I have nothing against gestures of love. I think they’re cute and my fiancé and I have had a few similar moments; though not on such a large scale as the norm for relationships. So, now his love is only acceptable as true love when he goes all out with the flowers and chocolates and balloons and makes sure everybody who is anybody knows that he went through so much trouble just for you. Or for that Instagram or Facebook post. Because if he didn’t have all the material stuff, how would you both post about it? How would you make sure the world knows exactly how in love and happy you are?
Do we really let these grand romantic gestures define our relationships with each other? Many aspects of our lives have become so superficial that it is very rare to find two people who are truly happy with each other. How many times do we hear ‘He is never romantic enough’ from the woman of the relationship? And how many times do we hear ‘she never appreciates the small things I do for her’ from the man? Too often.

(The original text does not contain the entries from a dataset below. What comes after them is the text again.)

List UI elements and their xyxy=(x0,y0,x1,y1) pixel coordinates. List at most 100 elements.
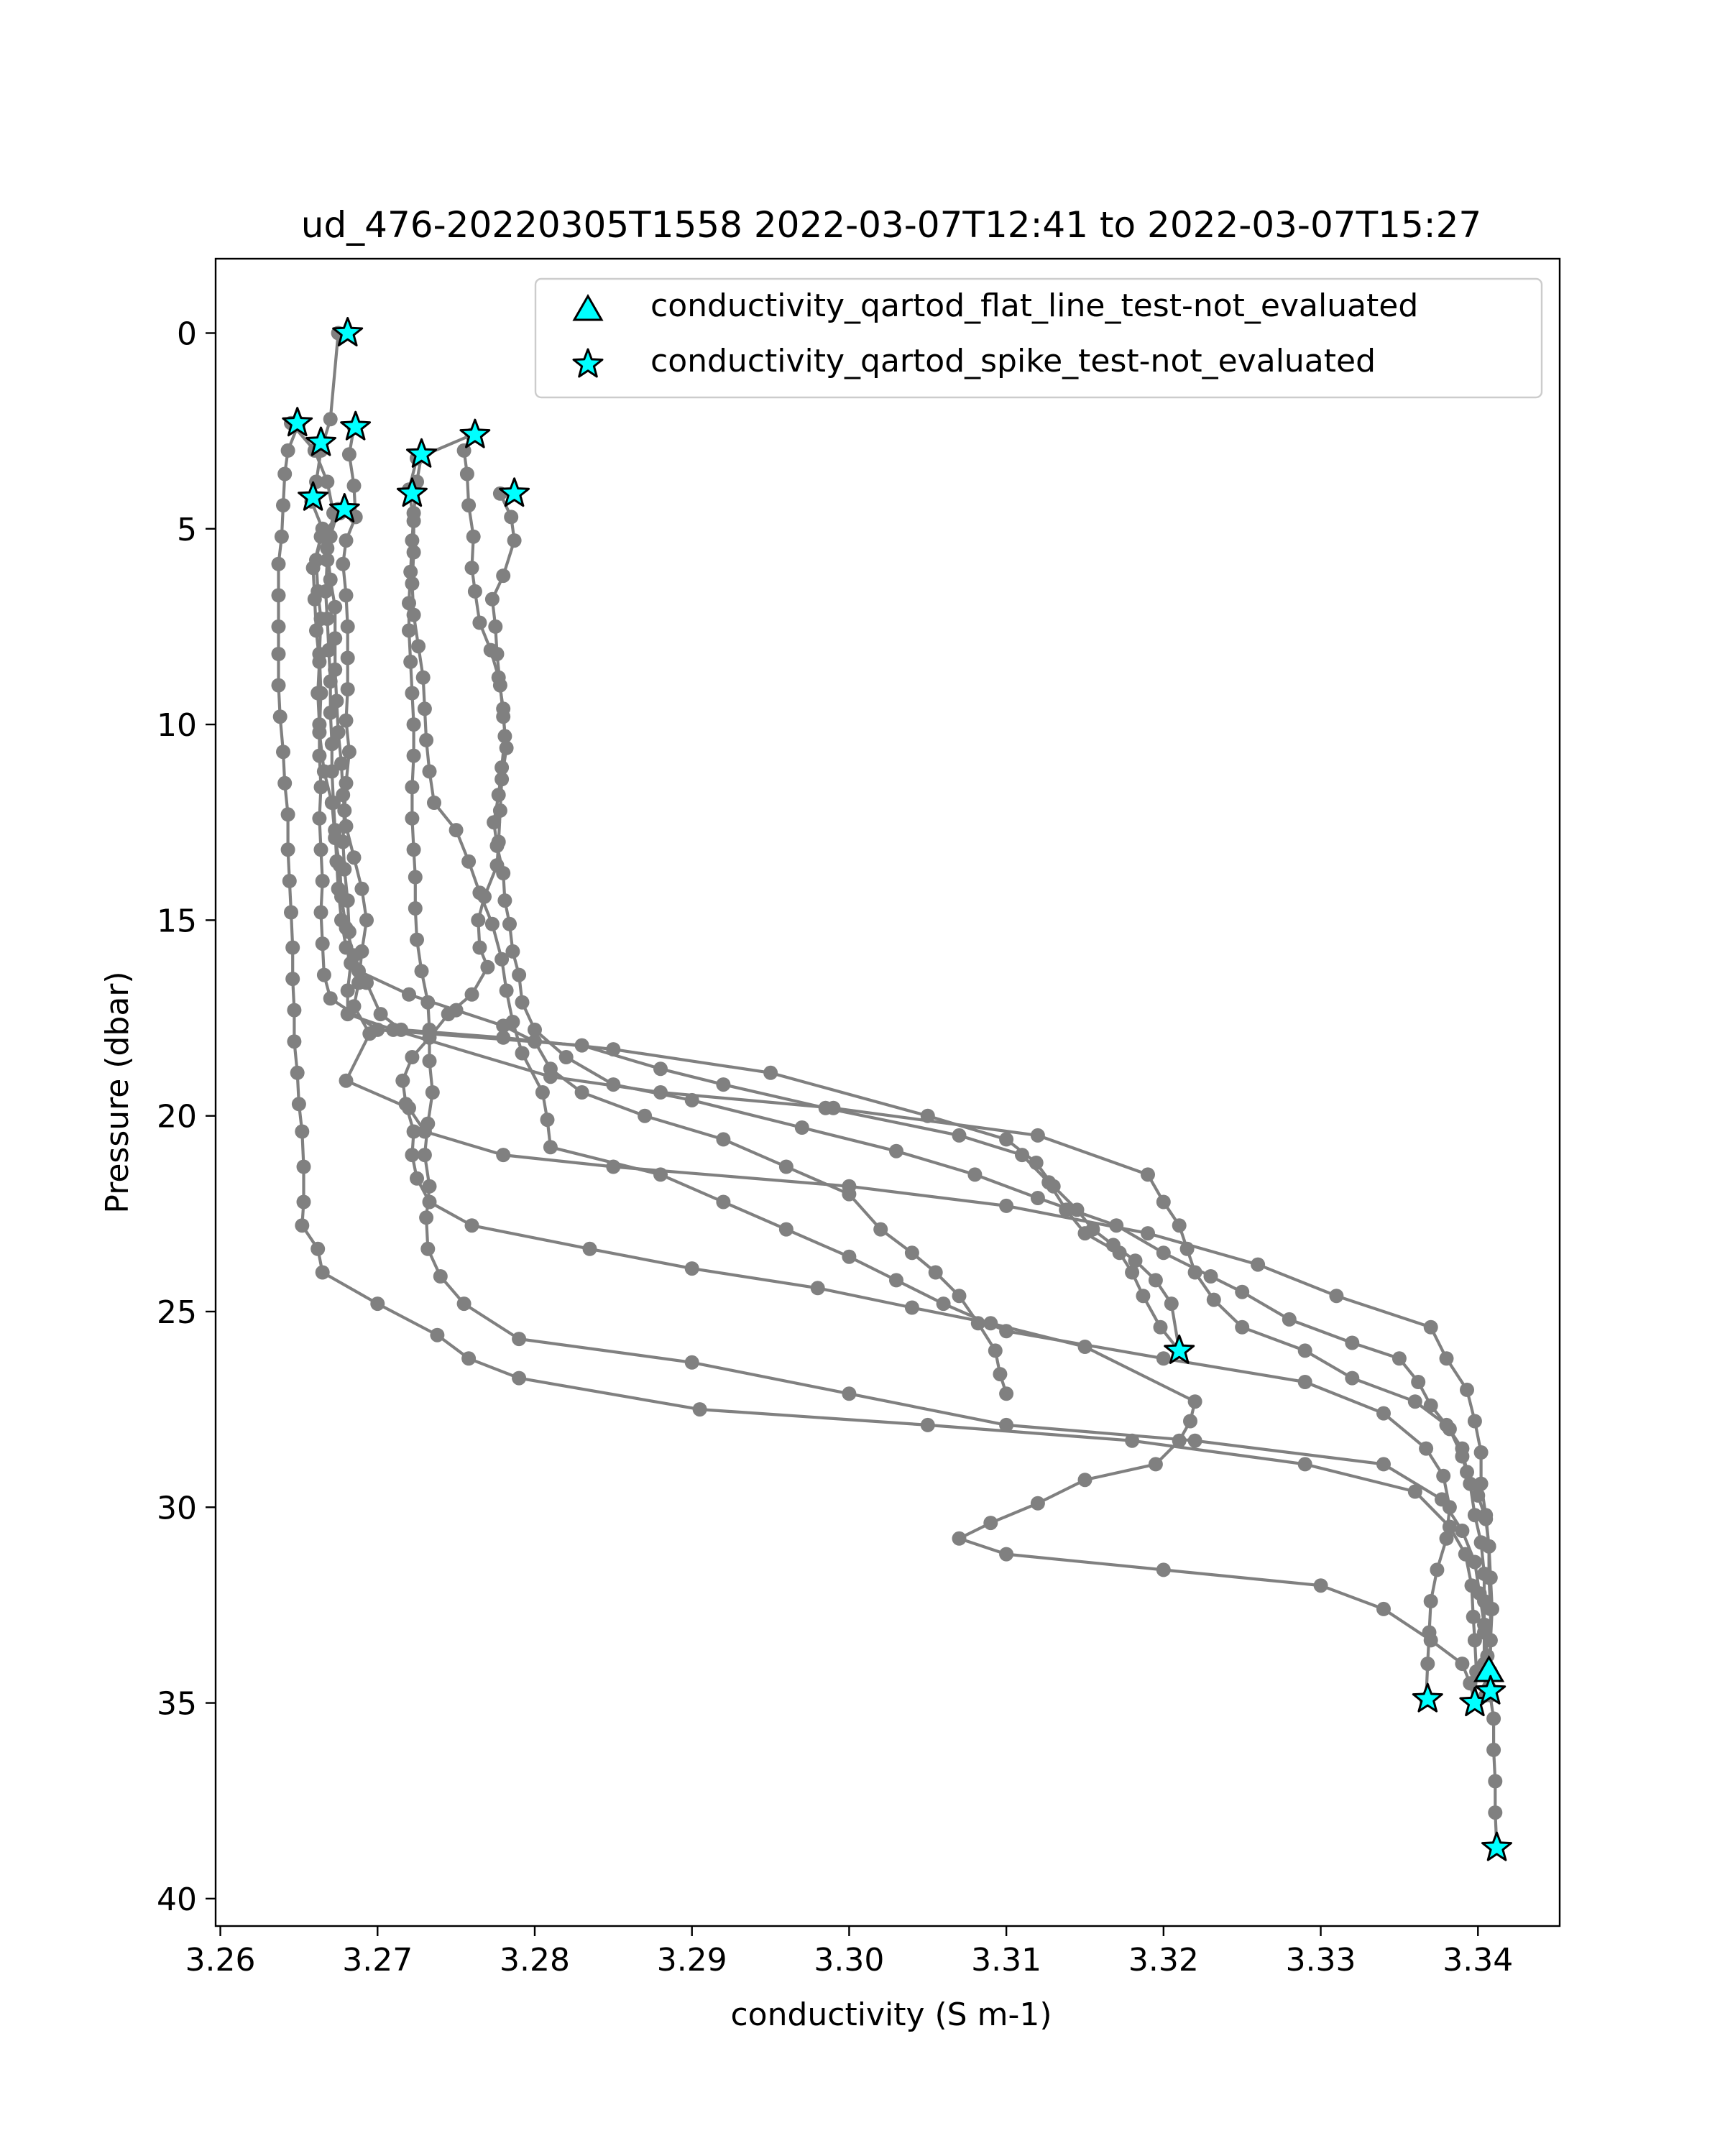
profile-point xyxy=(329,694,344,709)
profile-point xyxy=(638,1108,653,1123)
profile-point xyxy=(395,1073,410,1088)
profile-point xyxy=(420,1116,436,1131)
legend-triangle-shape xyxy=(572,293,604,321)
profile-point xyxy=(1297,1375,1312,1389)
profile-point xyxy=(582,1241,597,1256)
profile-point xyxy=(271,556,286,571)
spike-flag-marker xyxy=(1481,1831,1512,1861)
profile-point xyxy=(497,893,512,908)
profile-point xyxy=(411,639,426,654)
profile-point xyxy=(684,1355,699,1370)
profile-point xyxy=(386,1022,401,1037)
profile-point xyxy=(487,815,502,830)
profile-point xyxy=(1411,1375,1426,1389)
profile-point xyxy=(315,936,330,952)
profile-point xyxy=(398,1097,413,1112)
profile-point xyxy=(983,1316,998,1331)
profile-point xyxy=(1030,1496,1045,1511)
profile-point xyxy=(1172,1218,1187,1233)
profile-point xyxy=(1467,1508,1482,1523)
profile-point xyxy=(1153,1319,1168,1335)
profile-point xyxy=(1467,1554,1482,1570)
profile-point xyxy=(296,1159,311,1174)
profile-point xyxy=(472,615,487,630)
profile-point xyxy=(528,1022,542,1037)
profile-point xyxy=(842,1386,857,1401)
profile-point xyxy=(716,1077,731,1092)
profile-point xyxy=(305,561,321,576)
profile-point xyxy=(277,466,293,482)
profile-point xyxy=(406,1124,421,1139)
profile-point xyxy=(1442,1500,1457,1515)
profile-point xyxy=(328,823,343,838)
chart-title: ud_476-20220305T1558 2022-03-07T12:41 to… xyxy=(301,204,1481,246)
profile-point xyxy=(993,1367,1008,1382)
profile-point xyxy=(1125,1265,1140,1280)
profile-point xyxy=(334,913,349,928)
profile-point xyxy=(315,873,330,888)
profile-point xyxy=(291,1097,306,1112)
profile-point xyxy=(295,1124,310,1139)
profile-point xyxy=(1455,1524,1470,1538)
profile-point xyxy=(370,1296,385,1312)
profile-point xyxy=(1172,1433,1187,1448)
profile-point xyxy=(491,670,506,685)
profile-point xyxy=(461,1351,477,1366)
profile-point xyxy=(1442,1422,1457,1437)
profile-point xyxy=(499,983,514,998)
profile-point xyxy=(419,732,434,747)
profile-point xyxy=(1141,1167,1155,1182)
profile-point xyxy=(316,967,331,982)
profile-point xyxy=(480,959,495,975)
spike-flag-marker xyxy=(499,477,530,507)
x-tick-label: 3.28 xyxy=(500,1942,570,1978)
profile-point xyxy=(653,1061,668,1077)
profile-point xyxy=(276,745,290,760)
profile-point xyxy=(459,466,474,482)
profile-point xyxy=(904,1300,919,1315)
profile-point xyxy=(276,498,290,513)
profile-point xyxy=(1077,1473,1092,1488)
profile-point xyxy=(336,556,351,571)
profile-point xyxy=(1156,1351,1171,1366)
profile-point xyxy=(535,1085,550,1100)
profile-point xyxy=(1077,1340,1092,1354)
profile-point xyxy=(284,905,298,920)
x-tick-label: 3.31 xyxy=(971,1942,1041,1978)
profile-point xyxy=(1313,1578,1328,1593)
profile-point xyxy=(988,1343,1003,1358)
profile-point xyxy=(405,576,420,591)
profile-point xyxy=(340,682,355,697)
profile-point xyxy=(1329,1289,1344,1304)
profile-point xyxy=(1477,1594,1491,1608)
profile-point xyxy=(287,1003,302,1018)
profile-point xyxy=(484,916,500,931)
profile-point xyxy=(466,529,481,544)
profile-point xyxy=(1251,1257,1266,1272)
profile-point xyxy=(346,850,362,865)
profile-point xyxy=(1376,1406,1391,1421)
profile-point xyxy=(422,1179,437,1194)
profile-point xyxy=(1486,1742,1501,1757)
profile-point xyxy=(422,1054,437,1069)
profile-point xyxy=(543,1061,558,1077)
x-tick-label: 3.32 xyxy=(1128,1942,1199,1978)
profile-point xyxy=(1015,1148,1029,1163)
profile-point xyxy=(983,1516,998,1531)
profile-point xyxy=(496,866,511,880)
profile-point xyxy=(422,1030,437,1045)
profile-point xyxy=(467,584,482,599)
x-tick-label: 3.34 xyxy=(1443,1942,1513,1978)
profile-point xyxy=(419,1210,434,1225)
profile-point xyxy=(417,1148,432,1163)
profile-point xyxy=(354,881,369,896)
spike-flag-marker xyxy=(328,493,360,522)
profile-point xyxy=(271,619,286,634)
profile-point xyxy=(794,1120,809,1135)
profile-point xyxy=(692,1402,707,1417)
profile-point xyxy=(408,901,423,916)
profile-point xyxy=(1473,1445,1489,1460)
profile-point xyxy=(464,1218,479,1233)
profile-point xyxy=(329,854,344,869)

Why have we let ourselves become dependent on material things we do not need and will not remember, to make the most memorable moments in our lives as public as we can, when they should be cherished for the small details and the smallest touch or smile, instead of how many roses we’re given or what fancy words are uttered? Why do our proposals and birthday greetings have to be made so public, when they should be some of the most private moments of our lives? Are we that insecure in our feelings for the people we love that we need to ensure other are made aware of them? Can we not express our love without making sure everyone knows about it? The answer to that is no.
In most cases, we find women being unhappy with their relationships because their significant other hasn’t made a grand romantic gesture in a while. The reason behind superficial friendships is which friend broadcasts her/his love the most. Our lives have started to revolve around making sure others know of our love instead of ensuring our loved ones actually feel that love.
I honestly think that relationships based on grand gestures are doomed from the start. Why? Because as time goes on, expectations of how we receive the love expressed by our loved ones are raised so high that even if the smallest thing they do could make all the difference we would not notice them. Why? We are looking for that ‘grand gesture’.
Surely, there must be reason behind all these expectations. Is it because it’s normal? No. It’s what is being portrayed in books and movies and by the media in general. Grand gestures are what we have been brainwashed to accept, and nothing else. It’s ‘All or nothing’.
We, as women, have been taught to accept nothing less than the grand romantic gesture. We, as men, have been taught that nothing other than the grand romantic gesture will be accepted.
I will use the example of The Bachelor/Bachelorette series. Every season ends with a grand proposal infront of millions of fans – mostly ladies – who sigh at the big diamond on her finger and the romance and love that oozes from between the couple. How many of those relationships survived? A handful at most. Why? Because it was built on romantic dates in the most exotic places and grand romantic gestures, and when the couples returned to their normal lives they found they had difficulty keeping the romance alive.
Personally, the small things are what matter. A single rose on a random day, just because he was thinking of you. A few pancakes for breakfast because you know he loves them. Freshly hand baked goodies, instead of a fancy cake made by a professional, because he wanted you to know how much you meant to him. A handwritten note slipped in front of the other because you want them to know how much you love them. That, my friends, is romance. Not a big flashy ring, or a bouquet of a hundred roses because ‘it’s her birthday and I have to get her something expensive’. No.
Live life appreciating every small gesture and you will be content. It’s the simple ones that count the most.